We use Basecamp, an inexpensive web-based project management tool as a lightweight project management (task tracking) tool. It’s quick and simple, great for short-term projects with multiple people including some folks from outside the office. It’s not great for complex, long-term projects.

5) DotProject

We keep a lot of our long-term information, including our time tracking data, in DotProject, a powerful, flexible open-source project management tool. Its UI is a little clunky, but it’s got a great model for tracking time.

6) Salesforce.com

We use Salesforce.com as our internal database of people and organizations. Salesforce has some amazing reporting tools, so we actually use it to build detailed reports on our DotProject task data.

2 Responses to “Collaboration That Works at ONE/Northwest”

  1. jenny says:

    Hi John,
    great entry – it is actually very useful to hear how others make best use of tools to get organized and connected.
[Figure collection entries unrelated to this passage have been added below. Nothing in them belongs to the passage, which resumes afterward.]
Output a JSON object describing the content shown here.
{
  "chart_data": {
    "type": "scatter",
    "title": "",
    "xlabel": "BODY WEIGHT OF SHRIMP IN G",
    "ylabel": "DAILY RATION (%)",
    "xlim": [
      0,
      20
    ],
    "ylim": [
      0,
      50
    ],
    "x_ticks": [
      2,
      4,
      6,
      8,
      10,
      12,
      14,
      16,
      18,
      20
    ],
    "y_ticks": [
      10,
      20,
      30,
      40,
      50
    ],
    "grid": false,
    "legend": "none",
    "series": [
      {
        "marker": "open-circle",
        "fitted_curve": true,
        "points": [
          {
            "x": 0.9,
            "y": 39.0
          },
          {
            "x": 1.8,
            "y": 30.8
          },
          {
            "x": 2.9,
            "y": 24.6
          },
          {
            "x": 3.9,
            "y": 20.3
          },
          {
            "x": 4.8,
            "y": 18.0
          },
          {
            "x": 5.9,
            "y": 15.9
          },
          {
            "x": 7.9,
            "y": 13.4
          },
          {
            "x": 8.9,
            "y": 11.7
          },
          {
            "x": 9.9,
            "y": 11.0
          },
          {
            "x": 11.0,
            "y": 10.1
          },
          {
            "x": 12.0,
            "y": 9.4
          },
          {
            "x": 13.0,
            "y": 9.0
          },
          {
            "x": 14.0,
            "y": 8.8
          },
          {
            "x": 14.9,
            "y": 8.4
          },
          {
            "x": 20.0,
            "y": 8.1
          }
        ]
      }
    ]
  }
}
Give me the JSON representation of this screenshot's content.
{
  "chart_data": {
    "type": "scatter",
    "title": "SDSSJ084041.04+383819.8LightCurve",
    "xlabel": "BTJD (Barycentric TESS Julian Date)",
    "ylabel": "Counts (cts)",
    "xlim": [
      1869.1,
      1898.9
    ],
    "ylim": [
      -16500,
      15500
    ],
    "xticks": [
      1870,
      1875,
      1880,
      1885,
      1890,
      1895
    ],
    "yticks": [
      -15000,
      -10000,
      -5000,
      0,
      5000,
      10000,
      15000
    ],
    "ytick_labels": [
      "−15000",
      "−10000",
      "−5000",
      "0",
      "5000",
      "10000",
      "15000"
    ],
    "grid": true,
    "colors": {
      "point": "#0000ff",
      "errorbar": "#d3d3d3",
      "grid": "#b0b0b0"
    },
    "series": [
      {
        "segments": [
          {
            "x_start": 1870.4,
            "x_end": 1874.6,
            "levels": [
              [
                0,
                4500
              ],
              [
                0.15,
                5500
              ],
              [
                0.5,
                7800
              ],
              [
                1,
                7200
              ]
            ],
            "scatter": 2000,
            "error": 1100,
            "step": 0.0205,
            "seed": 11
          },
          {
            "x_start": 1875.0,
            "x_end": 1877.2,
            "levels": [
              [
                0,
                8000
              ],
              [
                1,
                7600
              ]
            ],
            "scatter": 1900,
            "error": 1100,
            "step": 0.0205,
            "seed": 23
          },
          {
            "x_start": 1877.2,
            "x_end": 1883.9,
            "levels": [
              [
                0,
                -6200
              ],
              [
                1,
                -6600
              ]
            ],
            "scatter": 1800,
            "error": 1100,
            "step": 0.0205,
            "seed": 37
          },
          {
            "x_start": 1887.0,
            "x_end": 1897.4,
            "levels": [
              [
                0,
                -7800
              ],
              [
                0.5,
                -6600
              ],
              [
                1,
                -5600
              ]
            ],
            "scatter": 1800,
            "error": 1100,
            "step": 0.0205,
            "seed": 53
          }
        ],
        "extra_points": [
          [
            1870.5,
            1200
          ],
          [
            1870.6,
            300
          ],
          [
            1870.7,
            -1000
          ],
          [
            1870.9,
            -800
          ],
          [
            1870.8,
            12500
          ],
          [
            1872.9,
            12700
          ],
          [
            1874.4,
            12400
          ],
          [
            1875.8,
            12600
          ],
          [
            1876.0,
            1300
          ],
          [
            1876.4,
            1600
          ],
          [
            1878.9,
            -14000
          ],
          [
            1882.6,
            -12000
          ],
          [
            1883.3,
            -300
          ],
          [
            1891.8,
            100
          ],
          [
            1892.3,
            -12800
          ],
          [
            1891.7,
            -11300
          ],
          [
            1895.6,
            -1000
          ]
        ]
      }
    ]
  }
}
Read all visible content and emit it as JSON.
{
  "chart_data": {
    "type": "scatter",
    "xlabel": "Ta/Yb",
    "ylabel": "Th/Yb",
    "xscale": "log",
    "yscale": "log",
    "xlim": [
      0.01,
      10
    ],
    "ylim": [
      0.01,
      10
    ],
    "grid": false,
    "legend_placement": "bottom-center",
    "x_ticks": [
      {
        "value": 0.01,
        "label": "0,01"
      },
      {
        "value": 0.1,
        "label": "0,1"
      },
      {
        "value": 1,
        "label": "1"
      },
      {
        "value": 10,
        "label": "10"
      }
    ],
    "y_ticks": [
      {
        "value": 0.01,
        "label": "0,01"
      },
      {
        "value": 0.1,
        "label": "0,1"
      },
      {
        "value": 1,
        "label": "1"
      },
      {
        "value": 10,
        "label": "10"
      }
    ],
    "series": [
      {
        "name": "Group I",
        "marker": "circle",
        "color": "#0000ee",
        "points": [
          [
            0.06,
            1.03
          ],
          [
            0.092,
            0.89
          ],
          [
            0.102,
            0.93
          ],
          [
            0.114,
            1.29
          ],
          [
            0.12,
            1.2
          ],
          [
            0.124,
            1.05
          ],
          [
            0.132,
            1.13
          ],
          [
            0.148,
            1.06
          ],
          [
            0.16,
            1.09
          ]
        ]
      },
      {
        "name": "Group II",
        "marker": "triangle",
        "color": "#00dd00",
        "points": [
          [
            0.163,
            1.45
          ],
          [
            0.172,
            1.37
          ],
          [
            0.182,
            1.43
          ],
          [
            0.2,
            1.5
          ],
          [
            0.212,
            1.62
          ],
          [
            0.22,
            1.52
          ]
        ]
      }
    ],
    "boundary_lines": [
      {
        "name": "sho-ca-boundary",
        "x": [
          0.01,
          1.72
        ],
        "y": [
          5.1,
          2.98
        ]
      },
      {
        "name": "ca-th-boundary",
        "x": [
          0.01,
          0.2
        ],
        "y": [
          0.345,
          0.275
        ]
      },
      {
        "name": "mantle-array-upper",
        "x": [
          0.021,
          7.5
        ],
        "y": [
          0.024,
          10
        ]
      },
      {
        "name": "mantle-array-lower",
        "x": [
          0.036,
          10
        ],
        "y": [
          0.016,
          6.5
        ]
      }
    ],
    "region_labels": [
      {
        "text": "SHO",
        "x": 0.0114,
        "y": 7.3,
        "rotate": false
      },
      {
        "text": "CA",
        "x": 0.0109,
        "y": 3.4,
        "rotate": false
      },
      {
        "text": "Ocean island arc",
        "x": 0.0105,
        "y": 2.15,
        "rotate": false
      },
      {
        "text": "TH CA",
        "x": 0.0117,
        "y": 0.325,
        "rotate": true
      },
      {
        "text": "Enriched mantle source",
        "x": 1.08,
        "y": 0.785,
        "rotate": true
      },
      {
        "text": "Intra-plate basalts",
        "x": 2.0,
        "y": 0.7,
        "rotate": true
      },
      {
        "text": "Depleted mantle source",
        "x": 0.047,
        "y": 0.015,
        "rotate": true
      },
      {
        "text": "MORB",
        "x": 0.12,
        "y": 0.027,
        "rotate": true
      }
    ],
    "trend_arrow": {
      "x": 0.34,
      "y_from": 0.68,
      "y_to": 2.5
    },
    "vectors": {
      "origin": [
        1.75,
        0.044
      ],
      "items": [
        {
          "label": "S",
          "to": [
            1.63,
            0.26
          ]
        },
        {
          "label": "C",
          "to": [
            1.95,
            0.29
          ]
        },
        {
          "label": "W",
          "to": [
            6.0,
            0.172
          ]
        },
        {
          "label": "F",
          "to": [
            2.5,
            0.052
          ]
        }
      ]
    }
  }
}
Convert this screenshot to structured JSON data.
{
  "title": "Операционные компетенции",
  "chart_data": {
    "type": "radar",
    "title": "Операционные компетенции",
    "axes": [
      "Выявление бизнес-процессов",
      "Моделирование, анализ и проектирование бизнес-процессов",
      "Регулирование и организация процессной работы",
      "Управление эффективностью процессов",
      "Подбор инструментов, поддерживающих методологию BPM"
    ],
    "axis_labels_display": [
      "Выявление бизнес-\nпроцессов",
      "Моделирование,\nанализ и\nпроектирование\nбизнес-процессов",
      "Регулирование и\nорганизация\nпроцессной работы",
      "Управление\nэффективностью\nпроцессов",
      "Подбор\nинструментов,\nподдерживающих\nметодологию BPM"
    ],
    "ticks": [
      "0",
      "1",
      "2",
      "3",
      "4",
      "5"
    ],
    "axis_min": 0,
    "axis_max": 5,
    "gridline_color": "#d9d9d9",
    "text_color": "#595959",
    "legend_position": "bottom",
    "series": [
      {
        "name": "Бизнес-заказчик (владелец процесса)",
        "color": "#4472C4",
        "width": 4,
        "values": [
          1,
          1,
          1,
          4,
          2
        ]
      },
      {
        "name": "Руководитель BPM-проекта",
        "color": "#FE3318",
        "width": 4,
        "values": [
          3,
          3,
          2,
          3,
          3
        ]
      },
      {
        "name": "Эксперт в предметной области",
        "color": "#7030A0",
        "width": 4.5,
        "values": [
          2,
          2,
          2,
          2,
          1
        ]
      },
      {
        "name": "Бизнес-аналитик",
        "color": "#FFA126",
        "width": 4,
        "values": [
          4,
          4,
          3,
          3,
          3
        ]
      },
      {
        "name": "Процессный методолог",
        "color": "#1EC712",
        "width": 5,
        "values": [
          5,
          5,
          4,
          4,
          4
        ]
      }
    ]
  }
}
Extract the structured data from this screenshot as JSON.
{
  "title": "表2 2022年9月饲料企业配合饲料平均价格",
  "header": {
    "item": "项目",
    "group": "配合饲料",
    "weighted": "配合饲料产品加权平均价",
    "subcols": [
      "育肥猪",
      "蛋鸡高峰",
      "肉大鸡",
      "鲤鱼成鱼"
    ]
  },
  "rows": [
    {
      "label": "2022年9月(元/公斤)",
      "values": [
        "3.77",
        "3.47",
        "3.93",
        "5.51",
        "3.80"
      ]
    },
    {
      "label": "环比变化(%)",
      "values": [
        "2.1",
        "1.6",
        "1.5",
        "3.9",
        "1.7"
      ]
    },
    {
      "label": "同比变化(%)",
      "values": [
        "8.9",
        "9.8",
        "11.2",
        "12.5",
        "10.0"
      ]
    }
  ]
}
    With all those different project/planning tools, I was wondering if you’ve put in place integration between them, (ie basecamp, dotproject and SF) or whether users just flip between them with some inevitable double-entry.

    We’ve been having the discussion here about how many tools it takes to manage time & projects!

    thanks
    Jenny

  2. Jon Stahl says:

    Jenny-

    You’ve hit the nail on the head – there is no “one size fits all” tool that does everything we need just the way we need it.

    We have managed to avoid double-entry, though. The truth about client contact info lives in Salesforce, and DotProject muckles onto it. Time spent on projects gets entered into DotProject, and Salesforce syncs with that for reporting. Basecamp doesn’t integrate with anything, and is used more for tracking ephemeral stuff that doesn’t need to be recorded long-term.